What Is My Spirituality?

For a long time, I was trying to figure out what it meant to be “spiritual.” I was raised Roman Catholic. My paternal grandfather recited Psalm 91 quite frequently, recorded himself reading the Bible on cassettes, and copied the Bible in his many notebooks by hand. My grandmother prayed the rosary and gifted me with one—silver beads shaped like rose petals, passed down through generations of our family. My parents had us bless our food, pray to a picture of Mother Mary, and attend church to celebrate with the community. I found those aspects of their spirituality to be beautiful. So, I thought to myself, where do I learn about spirituality if not from my family?  

However, I never agreed with some of the Roman Catholic teachings. What do I do when some in the Roman Catholic community believe in wives being subordinate to husbands and in some cases, even if that husband was beating the wife? What do I do with the strong disapproval of the LGBTQ+ community with which so many of our beloved family members identify? What do I do when some say God is judgmental and lawful, so much so that hell is a place undocumented immigrants would go when they died? I heard this time and time again throughout my years growing up in the community. I just didn’t understand why my childhood community believed in these teachings, why they never questioned priests, and why they connected what I believe are unethical, human-made laws with God.

In addition to finding the social justice component of the Institute for Spirituality and Social Justice Program quite promising, I believe this disconnect with Roman Catholicism is partly why I enrolled in a theology program in the first place. I was set on trying to help change the Roman Catholic system when it comes to some of its homophobic, racist, and sexist teachings.

I’ve had some of the most enriching and revelatory moments being in the program. I’ve learned so much wisdom from many different religions and have been exposed to various theological perspectives. I’ve also learned what questions to ask when it comes to Filipina American Theology. I was born in the Philippines and moved to the US when I was seven years old.

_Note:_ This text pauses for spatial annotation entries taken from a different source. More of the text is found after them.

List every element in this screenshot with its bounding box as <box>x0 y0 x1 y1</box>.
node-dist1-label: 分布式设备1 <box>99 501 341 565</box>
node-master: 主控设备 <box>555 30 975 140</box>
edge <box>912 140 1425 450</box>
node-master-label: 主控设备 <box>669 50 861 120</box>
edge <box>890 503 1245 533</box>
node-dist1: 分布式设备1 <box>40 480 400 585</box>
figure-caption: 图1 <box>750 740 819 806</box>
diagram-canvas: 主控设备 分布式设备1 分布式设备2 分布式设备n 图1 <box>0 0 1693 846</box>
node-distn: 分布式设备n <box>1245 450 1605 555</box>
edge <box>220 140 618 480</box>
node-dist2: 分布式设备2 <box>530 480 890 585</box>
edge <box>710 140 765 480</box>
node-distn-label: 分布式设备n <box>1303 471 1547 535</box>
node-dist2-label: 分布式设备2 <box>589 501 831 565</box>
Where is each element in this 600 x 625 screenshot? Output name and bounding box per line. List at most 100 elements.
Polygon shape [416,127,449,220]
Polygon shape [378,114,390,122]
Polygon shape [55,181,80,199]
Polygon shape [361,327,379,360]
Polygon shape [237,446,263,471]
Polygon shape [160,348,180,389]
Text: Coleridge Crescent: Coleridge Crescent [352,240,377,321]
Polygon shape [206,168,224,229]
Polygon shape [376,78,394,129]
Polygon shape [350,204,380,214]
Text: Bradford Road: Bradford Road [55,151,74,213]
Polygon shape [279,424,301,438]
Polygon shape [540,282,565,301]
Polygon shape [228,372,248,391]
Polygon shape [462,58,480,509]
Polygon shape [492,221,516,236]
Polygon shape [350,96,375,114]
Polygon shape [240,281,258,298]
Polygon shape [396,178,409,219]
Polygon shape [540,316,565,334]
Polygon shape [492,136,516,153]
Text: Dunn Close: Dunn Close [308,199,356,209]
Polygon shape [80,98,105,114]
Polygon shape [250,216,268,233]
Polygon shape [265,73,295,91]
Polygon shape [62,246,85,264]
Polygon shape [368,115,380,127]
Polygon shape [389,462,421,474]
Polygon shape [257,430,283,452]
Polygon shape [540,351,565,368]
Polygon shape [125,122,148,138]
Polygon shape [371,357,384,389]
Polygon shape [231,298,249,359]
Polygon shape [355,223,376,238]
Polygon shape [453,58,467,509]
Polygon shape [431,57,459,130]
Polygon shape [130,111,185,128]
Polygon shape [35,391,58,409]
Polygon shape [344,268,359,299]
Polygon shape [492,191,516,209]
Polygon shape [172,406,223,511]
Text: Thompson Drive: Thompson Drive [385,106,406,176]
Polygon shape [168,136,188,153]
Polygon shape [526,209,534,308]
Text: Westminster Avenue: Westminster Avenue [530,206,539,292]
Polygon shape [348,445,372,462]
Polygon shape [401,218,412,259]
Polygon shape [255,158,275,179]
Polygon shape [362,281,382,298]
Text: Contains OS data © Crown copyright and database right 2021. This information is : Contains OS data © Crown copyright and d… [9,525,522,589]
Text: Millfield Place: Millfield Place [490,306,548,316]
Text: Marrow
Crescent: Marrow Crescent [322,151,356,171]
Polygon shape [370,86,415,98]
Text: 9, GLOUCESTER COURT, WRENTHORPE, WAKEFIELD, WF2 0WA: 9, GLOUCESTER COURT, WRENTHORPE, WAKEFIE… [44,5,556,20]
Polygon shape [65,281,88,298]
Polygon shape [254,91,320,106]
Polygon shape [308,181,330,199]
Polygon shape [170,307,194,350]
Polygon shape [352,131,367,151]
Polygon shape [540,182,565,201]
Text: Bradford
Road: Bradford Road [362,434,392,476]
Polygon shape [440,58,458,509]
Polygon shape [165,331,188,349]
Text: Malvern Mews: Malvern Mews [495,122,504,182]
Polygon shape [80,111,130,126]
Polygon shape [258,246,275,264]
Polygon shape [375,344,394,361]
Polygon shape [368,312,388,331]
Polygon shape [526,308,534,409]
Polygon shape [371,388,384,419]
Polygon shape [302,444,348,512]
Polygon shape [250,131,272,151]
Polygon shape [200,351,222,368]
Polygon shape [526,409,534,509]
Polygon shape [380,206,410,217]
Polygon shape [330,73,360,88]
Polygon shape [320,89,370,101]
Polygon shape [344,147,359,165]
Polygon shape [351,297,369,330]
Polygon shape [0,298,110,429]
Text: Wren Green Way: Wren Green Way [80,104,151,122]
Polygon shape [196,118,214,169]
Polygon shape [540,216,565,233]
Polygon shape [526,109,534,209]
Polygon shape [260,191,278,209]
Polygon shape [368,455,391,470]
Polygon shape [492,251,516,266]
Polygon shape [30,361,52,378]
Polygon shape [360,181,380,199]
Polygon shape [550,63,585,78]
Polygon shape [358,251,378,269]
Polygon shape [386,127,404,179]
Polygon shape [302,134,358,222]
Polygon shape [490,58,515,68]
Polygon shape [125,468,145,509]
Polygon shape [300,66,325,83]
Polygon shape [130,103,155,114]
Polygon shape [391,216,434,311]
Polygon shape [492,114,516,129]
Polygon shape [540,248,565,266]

I didn’t know how to relate to Filipina Theology at first, having lived in the US for most of my life. I also couldn’t find books on Filipina American Theology. So, I began to ask my own questions which helped me understand my place as a US immigrant as well as how I could connect with my Filipino and indigenous roots.

First, I learned about my spiritual, indigenous ancestors, whose practices were practically wiped out in the 16th century when Spain colonized the Philippines and forced the native people into Catholicism. Then I had to come to terms with the colonized (my indigenous, Itneg Tribal roots in the Philippines) and colonizer (my Spanish ancestors) in me so that I could define a healthy spirituality for myself. As such, I wanted to better understand my intersectionalities and feel more confident as part indigenous and part Filipina living in the US.

I think what helped me make connections between my indigenous roots, Filipino culture, and American upbringing was when I received a sacred batok—a spiritual, ancestral, hand-tapped tattoo—from Lane Wilcken, one of five mambabatoks in the world. Spaniards called the natives, “Las Islas de los Pintados,” which means, “The Islands of the Painted People.” I had no idea my ancestors were once covered in spiritual tattoos, each mark symbolizing a lesson or piece of wisdom or deep story passed down through generations. My Catholic family had always looked down upon my tattoos, saying that God would not like us marking the skin he created. Yet when I learned about my precolonial heritage, I began to show my family that our own ancestors once had tattoos, believed in shamanism, lived in egalitarian societies, and revered women and transgender people. Nowadays, whenever I look at my batok, I feel a deep connection to my roots even though I’m thousands of miles away from my homeland.

It might seem as though drawing from many inspirations and spiritualities would make me more confused about my own, but instead, I’ve had more clarity than ever before. I learned ethical, moral, and inclusive practices within both (colonized and colonizer) and rejected what I thought was hate-mongering or unethical.

I have also realized, after closer reflection, that my parents and grandparents had been doing the same in their own ways for many years. They’ve been rejecting and accepting what they feel is right for them. For example, when I was young, my grandfather used to put his hand right above my belly and chant prayers whenever I had a stomach ache. I learned recently that he observed this practice from shamanic healers in the family (which defies his Roman Catholic beliefs). I also remembered my parents having an elderly woman come over to rub warm coconut oil on my back and (again) chant prayers whenever I felt sick. My mom told me she was considered a witch who also practiced Catholicism. I had no idea that this is defined as “Folk Catholicism,” which I find fascinating. I finally found some common ground with my family members and their Catholicism/spirituality.

I now know that my “spiritual journey” is my own and that it’s okay if something in a religion I was raised in doesn’t feel right. I can take bits and pieces and define spirituality for myself. I am free to figure things out on my own or learn from different religions without feeling I’ve rejected my family in some form. I felt hard-pressed for a long time about my spirituality and pressured to follow other people, especially my own family. Nowadays, I am better able to make sense of spirituality for myself, and I feel it is both liberating and healing.


Image: Author receives prayer before receiving batok from mambabatok Lane Wilcken.